■FIFAのガイドラインから消えた記述
いまでもサッカー専用スタジムでは、「ダグアウト」式のチームベンチはあちこちで見ることができる。埼玉スタジアムも、チームベンチはやや掘り下げられている。
しかし選手たちのステップワークを観察しようというコールマン監督ならともかく、視線が低いと試合の全体像をつかむのが難しく、普通の監督は「ダグアウト」を嫌う。今日はテクニカルエリアができ、多くの監督は90分間ずっとその最前部に(ときにはその外に)立っているから、チームベンチが「ダグアウト」でもあまり気にならないかもしれないが…。

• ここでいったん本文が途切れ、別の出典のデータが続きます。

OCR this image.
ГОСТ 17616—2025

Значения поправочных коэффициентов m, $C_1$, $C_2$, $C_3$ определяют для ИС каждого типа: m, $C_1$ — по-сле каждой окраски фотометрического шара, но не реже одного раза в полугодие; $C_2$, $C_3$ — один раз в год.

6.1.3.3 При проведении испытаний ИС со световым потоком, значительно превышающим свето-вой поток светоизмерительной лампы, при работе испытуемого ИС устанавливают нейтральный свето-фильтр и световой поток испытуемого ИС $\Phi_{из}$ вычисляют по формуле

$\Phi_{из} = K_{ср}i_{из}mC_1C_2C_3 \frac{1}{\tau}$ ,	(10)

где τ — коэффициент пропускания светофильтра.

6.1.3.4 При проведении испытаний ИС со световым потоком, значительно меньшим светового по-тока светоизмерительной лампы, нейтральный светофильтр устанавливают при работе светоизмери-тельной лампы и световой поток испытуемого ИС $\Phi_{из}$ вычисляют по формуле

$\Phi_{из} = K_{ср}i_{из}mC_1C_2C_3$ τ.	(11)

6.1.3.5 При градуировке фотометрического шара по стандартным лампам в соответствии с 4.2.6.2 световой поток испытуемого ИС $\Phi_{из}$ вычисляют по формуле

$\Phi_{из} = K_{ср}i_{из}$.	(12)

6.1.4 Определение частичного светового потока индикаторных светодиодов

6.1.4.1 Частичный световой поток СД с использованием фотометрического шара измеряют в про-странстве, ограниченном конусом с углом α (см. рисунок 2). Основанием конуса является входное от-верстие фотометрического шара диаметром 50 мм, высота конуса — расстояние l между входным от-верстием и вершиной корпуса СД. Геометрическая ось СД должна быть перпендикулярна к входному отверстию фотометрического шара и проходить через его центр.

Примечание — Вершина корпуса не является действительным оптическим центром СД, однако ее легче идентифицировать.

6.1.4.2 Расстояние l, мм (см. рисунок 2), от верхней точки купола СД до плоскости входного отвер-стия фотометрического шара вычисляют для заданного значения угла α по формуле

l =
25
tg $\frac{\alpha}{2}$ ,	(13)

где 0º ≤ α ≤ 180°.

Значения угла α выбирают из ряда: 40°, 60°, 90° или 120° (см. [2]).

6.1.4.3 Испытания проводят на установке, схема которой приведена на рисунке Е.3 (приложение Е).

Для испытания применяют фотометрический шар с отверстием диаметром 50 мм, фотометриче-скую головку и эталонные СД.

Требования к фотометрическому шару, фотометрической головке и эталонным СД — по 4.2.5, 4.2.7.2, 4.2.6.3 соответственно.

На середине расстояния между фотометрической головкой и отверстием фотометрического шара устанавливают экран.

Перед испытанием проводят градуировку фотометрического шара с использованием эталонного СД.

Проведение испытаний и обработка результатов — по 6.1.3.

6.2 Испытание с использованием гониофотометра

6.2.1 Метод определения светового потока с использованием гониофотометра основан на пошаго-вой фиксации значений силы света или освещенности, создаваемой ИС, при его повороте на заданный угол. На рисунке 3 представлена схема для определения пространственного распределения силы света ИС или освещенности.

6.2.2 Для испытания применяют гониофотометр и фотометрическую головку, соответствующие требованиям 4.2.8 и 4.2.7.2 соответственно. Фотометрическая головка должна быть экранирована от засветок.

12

2007年に国際サッカー連盟(FIFA)が発行した『サッカー・スタジアム:技術的推奨と必要事項』では、「交代要員のベンチはグラウンドレベルに置かれなければならない」と書かれ、「ダグアウト」式は原則として避けるべきとされた。しかしことしFIFAが発表した『Stadium Guidelines 2022』(https://stadiums.fifa.com/)では、この記述はなくなっている。
2022年のガイドラインで定められているのは、両チームのベンチは、タッチラインに並行に、タッチラインから5~8メートルのところに設置し、なおかつ、ハーフラインから少なくとも5メートル、両ベンチとも等距離に配置しなければならないということだけだ。